The amount of primary energy produced by WtE in 2019 in Europe was equivalent to 13.8 billion cubic metres of natural gas. This corresponds to 9-10% of the natural gas imports to the EU from Russia (155 billion cubic metres in 2021). For instance, in Brescia, the WtE plant currently allows savings of around 98 million cubic metres of natural gas per year and, with the ongoing investment plan, savings will increase to more than 115 million in the near future.
In addition to the CO2eq emission savings by substituting fossil fuels, WtE also mitigates greenhouse gases by diverting waste from landfills (a source of disperse methane emissions) and recycling metals from the incineration bottom ash, the leftovers of the combustion process.
Furthermore, WtE’s potential for programmability and flexibility of energy production allows many possibilities of sector coupling and industrial symbiosis to be explored. For example, some European WtE plants have already successfully contributed to grid balancing, energy storage and decarbonisation of public transport through the production of hydrogen.

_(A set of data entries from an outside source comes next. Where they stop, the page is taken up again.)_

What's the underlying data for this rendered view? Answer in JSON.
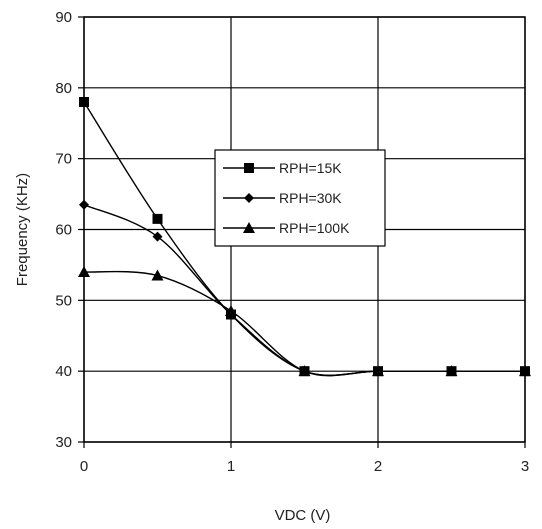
{
  "chart_data": {
    "type": "line",
    "title": "",
    "xlabel": "VDC (V)",
    "ylabel": "Frequency (KHz)",
    "xlim": [
      0,
      3
    ],
    "ylim": [
      30,
      90
    ],
    "xticks": [
      0,
      1,
      2,
      3
    ],
    "yticks": [
      30,
      40,
      50,
      60,
      70,
      80,
      90
    ],
    "x_tick_labels": [
      "0",
      "1",
      "2",
      "3"
    ],
    "y_tick_labels": [
      "30",
      "40",
      "50",
      "60",
      "70",
      "80",
      "90"
    ],
    "grid": true,
    "legend_position": "center",
    "series": [
      {
        "name": "RPH=15K",
        "marker": "square",
        "x": [
          0,
          0.5,
          1,
          1.5,
          2,
          2.5,
          3
        ],
        "y": [
          78,
          61.5,
          48,
          40,
          40,
          40,
          40
        ]
      },
      {
        "name": "RPH=30K",
        "marker": "diamond",
        "x": [
          0,
          0.5,
          1,
          1.5,
          2,
          2.5,
          3
        ],
        "y": [
          63.5,
          59,
          48,
          40,
          40,
          40,
          40
        ]
      },
      {
        "name": "RPH=100K",
        "marker": "triangle",
        "x": [
          0,
          0.5,
          1,
          1.5,
          2,
          2.5,
          3
        ],
        "y": [
          54,
          53.5,
          48.5,
          40,
          40,
          40,
          40
        ]
      }
    ]
  }
}
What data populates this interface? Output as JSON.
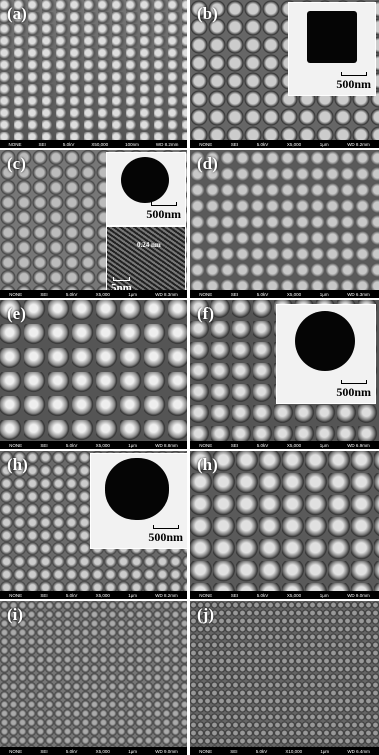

In this context, Italy needs six or seven waste-to-energy plants (75% of them in southern Italy) in order to fill the infrastructure gap in the waste disposal management process compared to Europe’s best performers (~5% landfilling). The need for new waste-to-energy plants in southern Italy is small compared to the 37 plants located in the north of Italy. Despite the obvious advantages of the above-mentioned plants, several factors have hindered the development of infrastructure so far. One of the main obstacles is the NIMBY (not in my back yard) syndrome, fostered mainly by political interests and protest groups. Moreover, the NIMBY syndrome is worsened by bureaucracy, which has a negative impact on the time to market of waste-to-energy plants. The NIMBY syndrome is based on the belief that WtEs are a deterrent to the development of sorted waste collection, not to mention that a certain part of the recycled waste still needs to be disposed of anyway. In actual fact, the European countries where waste-to-energy is used in a significant way have among the highest levels of separate waste collection in Europe. Another belief is that the presence of a waste-to-energy plant causes traffic congestion. In this respect, it is worth mentioning that, for operational purposes, a medium-sized plant would need fewer than 100 means of transport on a daily basis. Filling the infrastructure gap would make it possible to enhance the overall waste disposal process, lower the waste disposal tax charged on southern municipalities and generate value on a local and national scale.
Compared to the first incineration plants, the new plants ensure increased environmental efficiency in terms of greenhouse gas emissions, clean energy production and materials recovery. In addition to this, research and development is moving forward in this field, focusing on green hydrogen production. This could further increase the strategic significance of WtE plants. In the years to come, it is likely that the demand for decarbonised hydrogen will grow in the heavy transport sector. The main source of decarbonised hydrogen will be non-programmable renewable generators (e.g. photovoltaic and wind power plants) and waste-to-energy plants characterised by baseload production which will ensure continuity to the generation and production of hydrogen.
In conclusion, the European policy framework should consider European countries’ peculiarities and their level of development in terms of waste disposal management and infrastructure, and it should value the electricity, heat and hydrogen production generated by waste-to-energy plants.